“‘You ain’t ready,’ someone would snap…’You aren’t ready for integration.’ Mary Helen Washington’s The Other Blacklist begins with the author’s reminiscing on her growing up in the 1950s, wherein she “imbibed a version of black racial identity filtered and shaped by Cold War politics” so “antiblack” and “self-abnegating” that in order to locate acceptance in American society, black Americans had to were forced to perform an exclusion of blackness (and any association therein with radical politics) in order to conform to “those elusive standards for white acceptance” and thus avoid the blacklist. This is, of course, not a shocking or novel concept with regard to the constant struggle of being Other in America, that is Other than white.
To be Other, to possess blackness, is to be subject to surveillance, notes Simone Browne, in her book Dark Matters: On the Surveillance of Blackness, when she calls upon Frantz Fanon to say that “the white gaze, the only valid one, is already dissecting me.” Browne notes how far-reaching into both the past and the present surveillance truly is, and how at the root of the practice is the transatlantic slave trade as well as its afterlife, citing antiblack practices such as lantern laws in the eighteenth century and stop-and-frisk policing practices in the (presumably) present era. But where surveillance exists, so too does sousveillance, and in the scope of American history, dark sousveillance emerges as a method by which black Americans “[contend] with antiblack surveillance.”

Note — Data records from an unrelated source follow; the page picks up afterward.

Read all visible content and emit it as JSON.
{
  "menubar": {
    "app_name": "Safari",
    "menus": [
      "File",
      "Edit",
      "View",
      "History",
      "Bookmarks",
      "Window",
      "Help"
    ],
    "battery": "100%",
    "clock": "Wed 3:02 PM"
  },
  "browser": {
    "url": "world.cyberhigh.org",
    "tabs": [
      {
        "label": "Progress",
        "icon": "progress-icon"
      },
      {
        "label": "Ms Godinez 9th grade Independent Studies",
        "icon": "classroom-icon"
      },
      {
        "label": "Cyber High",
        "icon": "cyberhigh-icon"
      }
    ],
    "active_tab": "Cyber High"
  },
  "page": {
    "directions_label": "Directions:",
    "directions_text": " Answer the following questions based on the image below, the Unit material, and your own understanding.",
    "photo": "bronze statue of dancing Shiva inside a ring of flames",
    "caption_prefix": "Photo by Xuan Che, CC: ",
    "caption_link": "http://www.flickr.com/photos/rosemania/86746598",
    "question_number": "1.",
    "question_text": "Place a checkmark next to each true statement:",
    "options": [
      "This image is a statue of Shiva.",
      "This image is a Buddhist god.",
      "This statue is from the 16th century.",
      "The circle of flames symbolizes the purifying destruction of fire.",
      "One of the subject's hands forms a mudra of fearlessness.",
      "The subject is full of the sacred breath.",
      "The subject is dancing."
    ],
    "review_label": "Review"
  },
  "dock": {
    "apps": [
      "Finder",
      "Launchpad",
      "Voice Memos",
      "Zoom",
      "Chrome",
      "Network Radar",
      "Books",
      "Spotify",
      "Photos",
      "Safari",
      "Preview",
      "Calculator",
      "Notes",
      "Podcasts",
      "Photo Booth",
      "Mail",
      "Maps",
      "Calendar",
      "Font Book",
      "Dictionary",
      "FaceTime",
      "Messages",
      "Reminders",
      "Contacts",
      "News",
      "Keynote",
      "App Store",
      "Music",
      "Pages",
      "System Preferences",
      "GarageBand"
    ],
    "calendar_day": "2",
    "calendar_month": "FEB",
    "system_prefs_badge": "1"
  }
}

Browne notes that dark sousveillance manifested in a variety of ways such as “forging slave passes and freedom papers or passing as free.” And so perhaps Washington’s (and others) imbibing of an antiblack and self-abnegating version of black racial identity was really an imbibing of dark sousveillance in practice. In order to avoid the blacklist, an “absented presence” of blackness” had to occur; that is everything but could be communicated. This is in a manner similar to William J. Maxwell’s description in Total Literary Awareness of Calvin Hernton’s plea of “artistic myopia” when confronted by the FBI about his work and its potentially Communistic and/or political leanings. The FBI’s need to investigate Hernton, and Washington’s five portrait figures, is not dissimilar to how, as Katherine McKittrick in Freedom is a Secret claims, the Underground Railroad is a “geography that both white and non-white communities desire to map and therefore know.” But, per McKittrick, “freedom is unmappable” and to do so is to territorialize space and thus reify anti-black frameworks.